確かに急な話に驚きはしたが、利家さんが気に病むことでもない。それに、俺の存在が歴史に名を残す軍に認知されていて、多少なりとも役に立つ存在であれることはちょっと誇らしくもあった。責任重大すぎて尻込みしてはいるが。
「だ……大丈夫です。俺でよければお手伝いします!」
強がりのように見えたかもしれないが、こうなってしまったからにはやれるだけのことはやろうと思っていた。利家さんは安心したように頷く。
「ありがとよ。明日は結構軍の規模もでかくなる。それで、指揮を執る奴らがお前に話を聞きたいって言ってて――」
そこまで言ったところで、俺の後ろの襖が静かに開いた。
「お……噂をすれば、だな」
そこまで大きくない俺よりも背が低い小柄な人だ。しかし雰囲気はずっと年上のように大人びている。その人は俺と利家さん、松吉を交互に見た後、俺の方を見据えた。
「シュンっていうのはその人ですか?」
「ああ」
利家さんが頷くのを見て、丁寧に襖を閉め俺に近寄ってくる。
「え、あの……」
「初めまして。僕は竹中重治……半兵衛、と呼ばれてます」
そう言って軽く微笑むその人の名もまた、なんとなく知っていた。半兵衛さんは唖然としている俺の顔を覗き込み、首を傾げていたが、やがて話し始める。
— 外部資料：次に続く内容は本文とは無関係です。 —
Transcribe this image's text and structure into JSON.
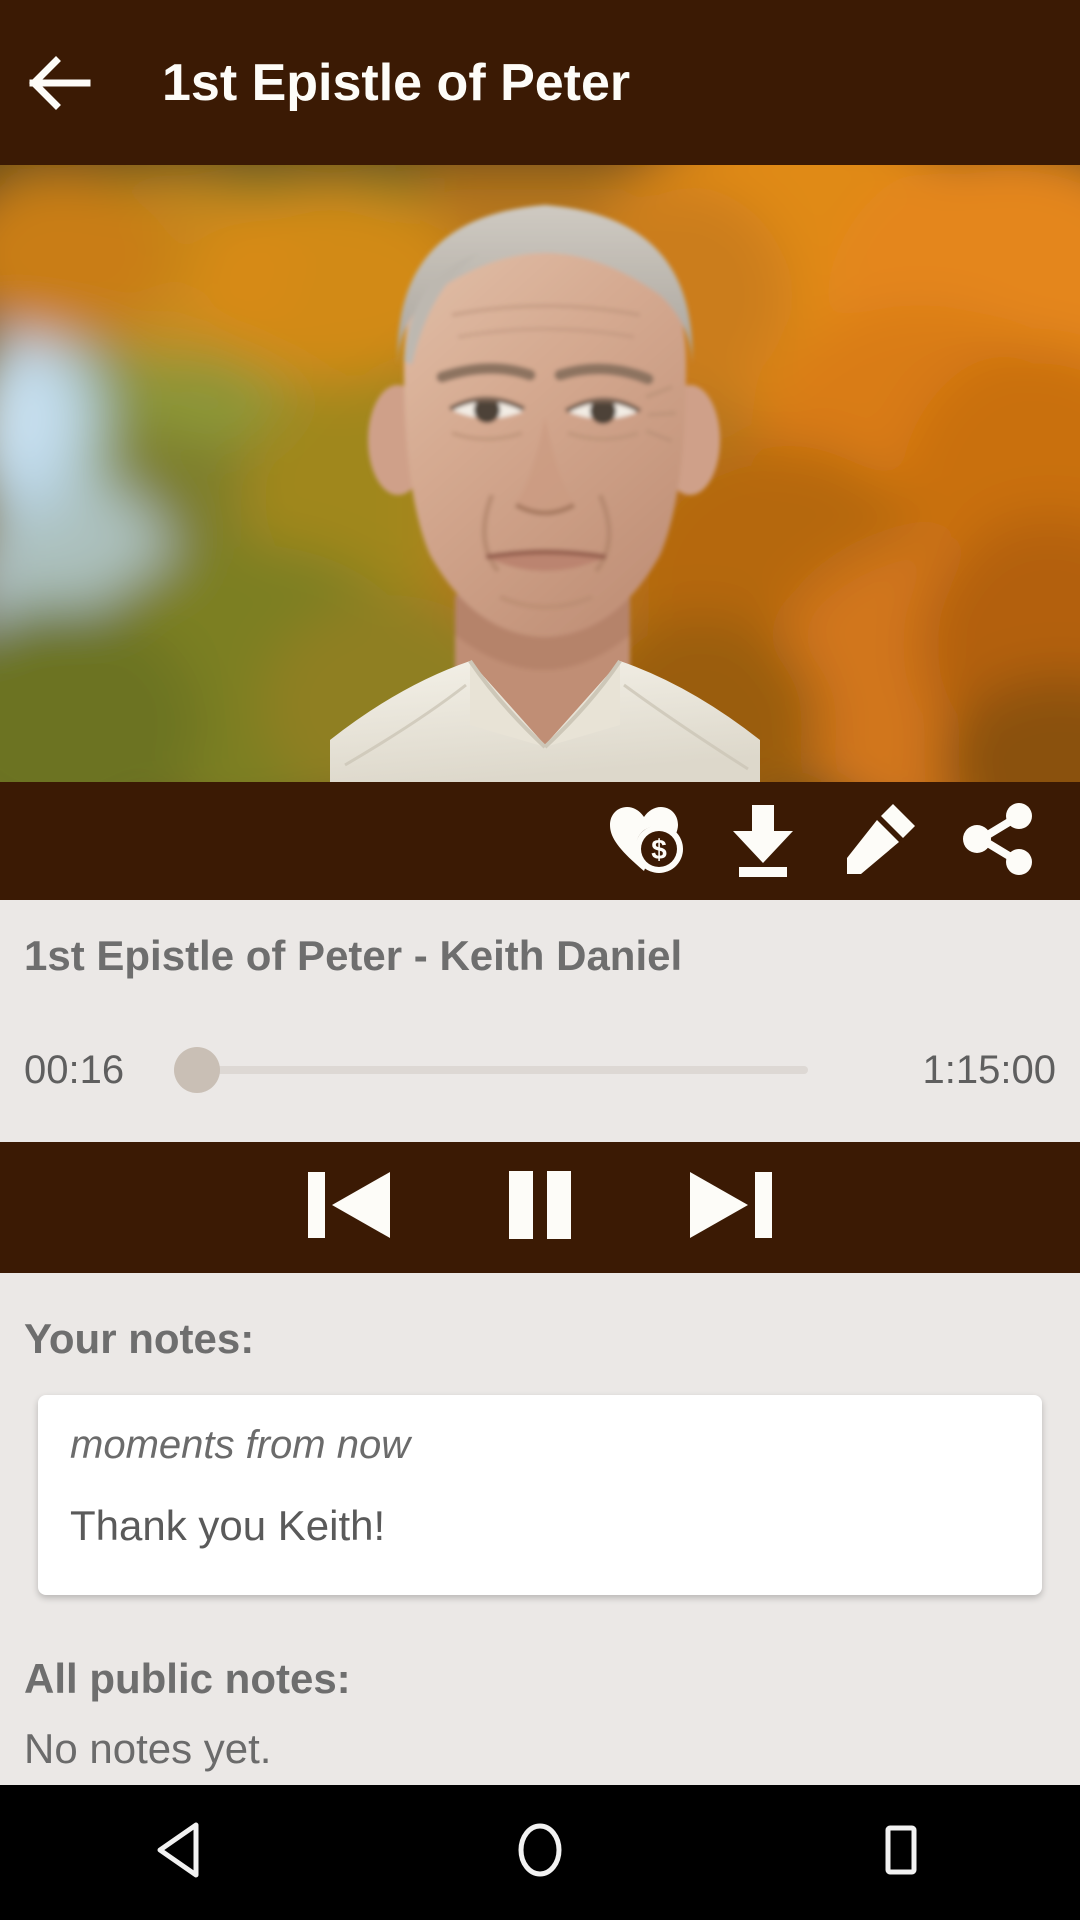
{
  "appbar": {
    "back_icon": "arrow-left-icon",
    "title": "1st Epistle of Peter"
  },
  "hero": {
    "image_alt": "portrait-photo-speaker",
    "description": "Older man with grey hair in white collared shirt in front of blurred orange autumn foliage"
  },
  "actions": [
    {
      "name": "donate-button",
      "icon": "heart-dollar-icon",
      "label": "Donate"
    },
    {
      "name": "download-button",
      "icon": "download-icon",
      "label": "Download"
    },
    {
      "name": "edit-button",
      "icon": "pencil-icon",
      "label": "Edit"
    },
    {
      "name": "share-button",
      "icon": "share-icon",
      "label": "Share"
    }
  ],
  "player": {
    "track_title": "1st Epistle of Peter - Keith Daniel",
    "current_time": "00:16",
    "total_time": "1:15:00",
    "progress_percent": 0,
    "controls": [
      {
        "name": "previous-button",
        "icon": "skip-previous-icon",
        "label": "Previous"
      },
      {
        "name": "pause-button",
        "icon": "pause-icon",
        "label": "Pause"
      },
      {
        "name": "next-button",
        "icon": "skip-next-icon",
        "label": "Next"
      }
    ]
  },
  "notes": {
    "your_notes_heading": "Your notes:",
    "user_note": {
      "timestamp": "moments from now",
      "text": "Thank you Keith!"
    },
    "public_notes_heading": "All public notes:",
    "public_notes_empty": "No notes yet."
  },
  "navbar": [
    {
      "name": "nav-back-button",
      "icon": "triangle-back-icon",
      "label": "Back"
    },
    {
      "name": "nav-home-button",
      "icon": "circle-home-icon",
      "label": "Home"
    },
    {
      "name": "nav-recents-button",
      "icon": "square-recents-icon",
      "label": "Recents"
    }
  ],
  "colors": {
    "brand_brown": "#3b1a04",
    "page_background": "#ebe8e6",
    "text_gray": "#6e6e6e",
    "card_white": "#ffffff",
    "navbar_black": "#000000",
    "thumb_tan": "#c9bfb5"
  }
}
「あの化け物に関して、僕らはわからないことだらけだから……聞けることは早めに聞きたくて。あと一人いるんだけど、もうすぐ来るはず」
半兵衛さんが言うと、再び襖が開いた。今度はやや荒っぽく感じられる。
「ほら、来た」
今度はそこそこ長身で、若干目つきの悪い半兵衛さんとは対照的な男性が立っていた。俺を品定めでもするみたいにじっと見ている。正直怖い。
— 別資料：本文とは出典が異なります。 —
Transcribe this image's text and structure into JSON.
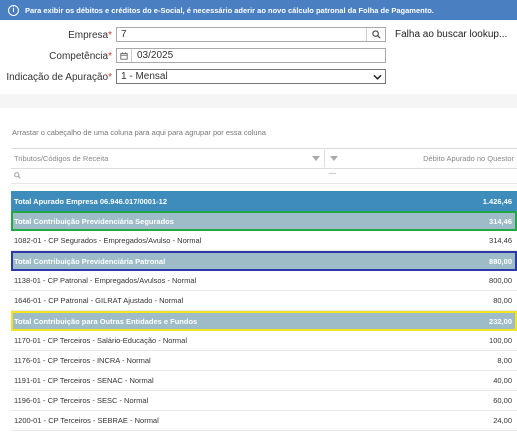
{
  "banner": {
    "icon": "info-icon",
    "text": "Para exibir os débitos e créditos do e-Social, é necessário aderir ao novo cálculo patronal da Folha de Pagamento."
  },
  "form": {
    "empresa_label": "Empresa",
    "empresa_value": "7",
    "lookup_error": "Falha ao buscar lookup...",
    "competencia_label": "Competência",
    "competencia_value": "03/2025",
    "apuracao_label": "Indicação de Apuração",
    "apuracao_value": "1 - Mensal",
    "required_mark": "*"
  },
  "grid": {
    "group_hint": "Arrastar o cabeçalho de uma coluna para aqui para agrupar por essa coluna",
    "col_tributos": "Tributos/Códigos de Receita",
    "col_debito": "Débito Apurado no Questor",
    "filter_minus": "—",
    "total": {
      "name": "Total Apurado Empresa 06.946.017/0001-12",
      "value": "1.426,46"
    },
    "rows": [
      {
        "name": "Total Contribuição Previdenciária Segurados",
        "value": "314,46",
        "kind": "sub",
        "hl": "green"
      },
      {
        "name": "1082-01 - CP Segurados - Empregados/Avulso - Normal",
        "value": "314,46",
        "kind": "normal"
      },
      {
        "name": "Total Contribuição Previdenciária Patronal",
        "value": "880,00",
        "kind": "sub",
        "hl": "blue"
      },
      {
        "name": "1138-01 - CP Patronal - Empregados/Avulsos - Normal",
        "value": "800,00",
        "kind": "normal"
      },
      {
        "name": "1646-01 - CP Patronal - GILRAT Ajustado - Normal",
        "value": "80,00",
        "kind": "normal"
      },
      {
        "name": "Total Contribuição para Outras Entidades e Fundos",
        "value": "232,00",
        "kind": "sub",
        "hl": "yellow"
      },
      {
        "name": "1170-01 - CP Terceiros - Salário-Educação - Normal",
        "value": "100,00",
        "kind": "normal"
      },
      {
        "name": "1176-01 - CP Terceiros - INCRA - Normal",
        "value": "8,00",
        "kind": "normal"
      },
      {
        "name": "1191-01 - CP Terceiros - SENAC - Normal",
        "value": "40,00",
        "kind": "normal"
      },
      {
        "name": "1196-01 - CP Terceiros - SESC - Normal",
        "value": "60,00",
        "kind": "normal"
      },
      {
        "name": "1200-01 - CP Terceiros - SEBRAE - Normal",
        "value": "24,00",
        "kind": "normal"
      }
    ]
  },
  "colors": {
    "banner": "#4a7fc1",
    "total_row": "#3d8cbc",
    "subtotal_row": "#9dbcc7",
    "highlight_green": "#22a845",
    "highlight_blue": "#2b3aa6",
    "highlight_yellow": "#f0e51f"
  }
}
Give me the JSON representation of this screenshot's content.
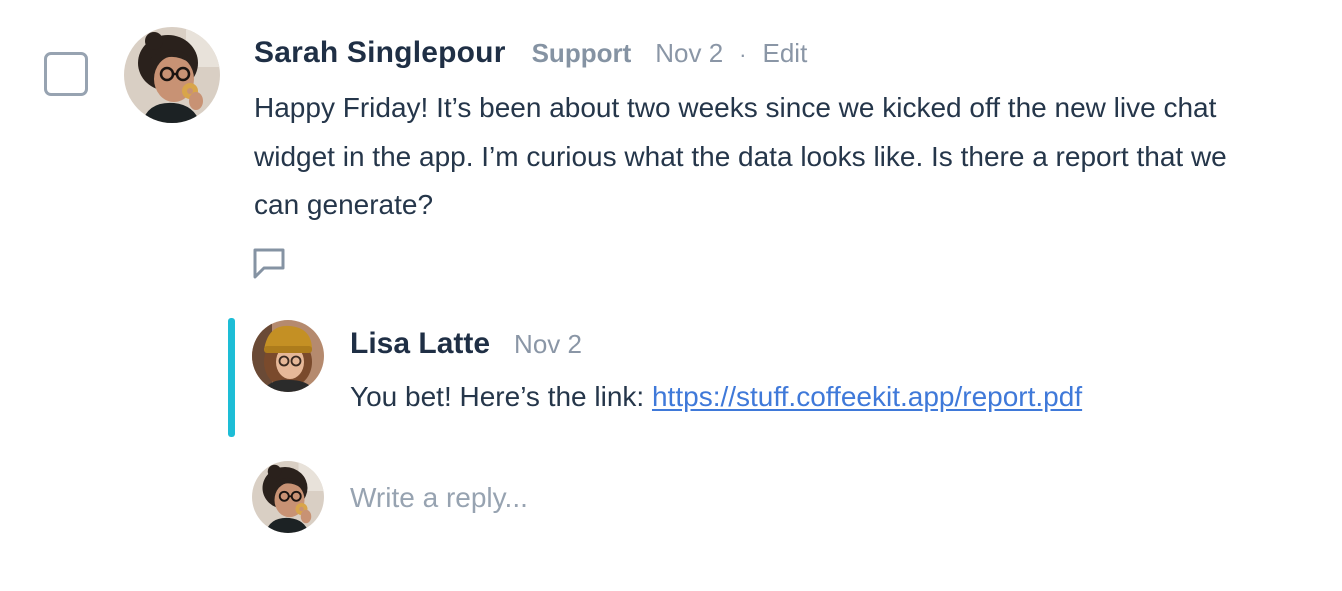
{
  "post": {
    "author": "Sarah Singlepour",
    "role": "Support",
    "date": "Nov 2",
    "separator": "·",
    "edit_label": "Edit",
    "message": "Happy Friday! It’s been about two weeks since we kicked off the new live chat widget in the app. I’m curious what the data looks like. Is there a report that we can generate?"
  },
  "reply": {
    "author": "Lisa Latte",
    "date": "Nov 2",
    "text": "You bet! Here’s the link: ",
    "link": "https://stuff.coffeekit.app/report.pdf"
  },
  "composer": {
    "placeholder": "Write a reply..."
  },
  "colors": {
    "thread_accent": "#1dbdd6",
    "link": "#3f79d9",
    "text": "#25364a",
    "muted": "#8a96a6"
  },
  "icons": {
    "checkbox": "checkbox-icon",
    "comment": "comment-icon"
  }
}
半兵衛さんも利家さんも、そんな様子を見て同じようにため息をついていた。
「官兵衛。初対面の相手だよ。挨拶ぐらいしたら?」
呆れたような様子で半兵衛さんに言われると、官兵衛と呼ばれた人は仕方ないとでも言いたげに口を開いた。
「……黒田孝高だ。どんな奴かと思っていたが……期待外れだな」
期待外れ、だと?
自己紹介も最低限にそんなことを言われては、さすがの俺もむっとせざるを得ない。
「おい、官兵衛」
「腕が立ちそうには見えないし、知識だけで経験も少ないんでしょう。いくらあんたが武人だからって、荷物抱えたままでは限界がありますよ」
無遠慮に喋り続ける。知識だけで経験が少ないというのは全くその通りで反論もできないのだが、それでも荷物呼ばわりされては腹も立つ。利家さんはまた大きくため息をついて、官兵衛さんを見据えた。
「シュンの知識は役立つはずだ。この先、どんなのが現れるかわかったもんじゃねえ。お前、見たことも聞いたこともない敵相手に策立てられんのかよ?」
この二人、お世辞にも仲がよさそうには見えない。火花でも散ってそうな睨み合いをしていたが、やがて半兵衛さんが間に入った。
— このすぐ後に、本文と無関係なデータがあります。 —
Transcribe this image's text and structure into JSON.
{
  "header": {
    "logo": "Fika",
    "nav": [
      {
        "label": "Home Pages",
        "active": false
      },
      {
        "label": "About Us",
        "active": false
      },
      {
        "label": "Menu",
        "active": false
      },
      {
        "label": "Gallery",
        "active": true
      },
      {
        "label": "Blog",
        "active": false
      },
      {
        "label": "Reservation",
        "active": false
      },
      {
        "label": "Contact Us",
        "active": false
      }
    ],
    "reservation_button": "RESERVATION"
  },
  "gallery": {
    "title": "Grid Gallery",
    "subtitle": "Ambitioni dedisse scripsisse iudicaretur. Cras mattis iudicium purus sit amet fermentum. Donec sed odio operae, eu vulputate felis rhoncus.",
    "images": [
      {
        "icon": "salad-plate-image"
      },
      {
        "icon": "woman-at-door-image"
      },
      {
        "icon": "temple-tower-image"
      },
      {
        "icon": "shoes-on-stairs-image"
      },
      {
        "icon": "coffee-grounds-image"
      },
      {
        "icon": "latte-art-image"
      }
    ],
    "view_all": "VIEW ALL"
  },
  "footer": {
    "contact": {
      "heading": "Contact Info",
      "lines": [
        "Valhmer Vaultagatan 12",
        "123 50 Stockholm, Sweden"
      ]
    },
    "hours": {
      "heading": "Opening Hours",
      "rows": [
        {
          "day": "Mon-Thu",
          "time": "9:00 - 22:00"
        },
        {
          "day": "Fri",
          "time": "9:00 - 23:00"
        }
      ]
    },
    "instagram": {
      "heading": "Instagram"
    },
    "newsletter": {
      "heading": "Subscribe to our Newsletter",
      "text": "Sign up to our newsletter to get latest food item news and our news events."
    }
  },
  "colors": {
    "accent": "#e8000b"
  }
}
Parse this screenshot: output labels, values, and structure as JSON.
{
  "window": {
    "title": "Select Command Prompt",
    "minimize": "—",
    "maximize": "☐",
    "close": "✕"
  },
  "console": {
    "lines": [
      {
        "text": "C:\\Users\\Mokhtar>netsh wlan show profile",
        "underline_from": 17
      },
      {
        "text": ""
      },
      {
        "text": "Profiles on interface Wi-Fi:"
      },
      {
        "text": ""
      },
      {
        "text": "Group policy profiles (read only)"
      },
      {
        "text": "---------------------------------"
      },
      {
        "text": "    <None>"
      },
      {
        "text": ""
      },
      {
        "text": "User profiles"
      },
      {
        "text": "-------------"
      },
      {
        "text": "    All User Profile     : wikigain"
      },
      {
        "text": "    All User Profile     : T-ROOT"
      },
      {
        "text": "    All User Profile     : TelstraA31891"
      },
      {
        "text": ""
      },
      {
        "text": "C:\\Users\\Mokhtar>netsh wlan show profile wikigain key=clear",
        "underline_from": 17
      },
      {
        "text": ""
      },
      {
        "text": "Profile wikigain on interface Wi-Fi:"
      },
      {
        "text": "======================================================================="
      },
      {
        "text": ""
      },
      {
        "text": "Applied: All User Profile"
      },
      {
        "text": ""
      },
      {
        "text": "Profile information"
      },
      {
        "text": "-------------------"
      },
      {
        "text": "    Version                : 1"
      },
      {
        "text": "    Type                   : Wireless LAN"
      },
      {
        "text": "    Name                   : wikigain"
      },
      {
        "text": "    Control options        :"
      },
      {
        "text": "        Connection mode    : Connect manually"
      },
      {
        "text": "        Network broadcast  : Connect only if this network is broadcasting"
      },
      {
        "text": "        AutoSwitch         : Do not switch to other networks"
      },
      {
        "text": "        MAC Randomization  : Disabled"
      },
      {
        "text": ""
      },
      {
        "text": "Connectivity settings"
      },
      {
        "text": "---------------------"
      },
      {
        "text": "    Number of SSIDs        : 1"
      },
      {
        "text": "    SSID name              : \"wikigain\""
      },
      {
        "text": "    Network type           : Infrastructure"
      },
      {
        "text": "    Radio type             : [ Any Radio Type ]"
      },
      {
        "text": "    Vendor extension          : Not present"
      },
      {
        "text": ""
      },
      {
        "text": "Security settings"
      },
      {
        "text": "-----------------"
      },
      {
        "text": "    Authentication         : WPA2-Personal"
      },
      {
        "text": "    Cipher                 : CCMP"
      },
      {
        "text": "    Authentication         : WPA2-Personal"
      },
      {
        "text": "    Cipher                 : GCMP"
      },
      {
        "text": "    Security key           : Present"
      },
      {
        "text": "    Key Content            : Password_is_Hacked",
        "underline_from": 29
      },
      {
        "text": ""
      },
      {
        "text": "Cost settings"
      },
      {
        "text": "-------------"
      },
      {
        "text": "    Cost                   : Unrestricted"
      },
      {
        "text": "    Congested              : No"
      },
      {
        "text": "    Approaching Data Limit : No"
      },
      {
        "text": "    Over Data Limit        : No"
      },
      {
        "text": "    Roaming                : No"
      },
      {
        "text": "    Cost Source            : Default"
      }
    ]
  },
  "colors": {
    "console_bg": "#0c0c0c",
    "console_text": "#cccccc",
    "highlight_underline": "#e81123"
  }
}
「利家さん、やめてください。官兵衛も。ここは評定の場じゃない。時間がないんだ、今は話を聞かなきゃ」
二人は納得いかなさそうにしつつも、半兵衛さんの言うことはごもっともだ。それがわかっているからか、拗ねたようにお互い顔を背けあった。
「ごめんね、シュン」
「い、いえ……」
かなり腹が立ったが、経験不足の新参者がいきなり同行するというのは気に食わない人もいるだろう。自分はまだ新入りなのだからと言い聞かせ、俺は半兵衛さん、官兵衛さん両方に向き直った。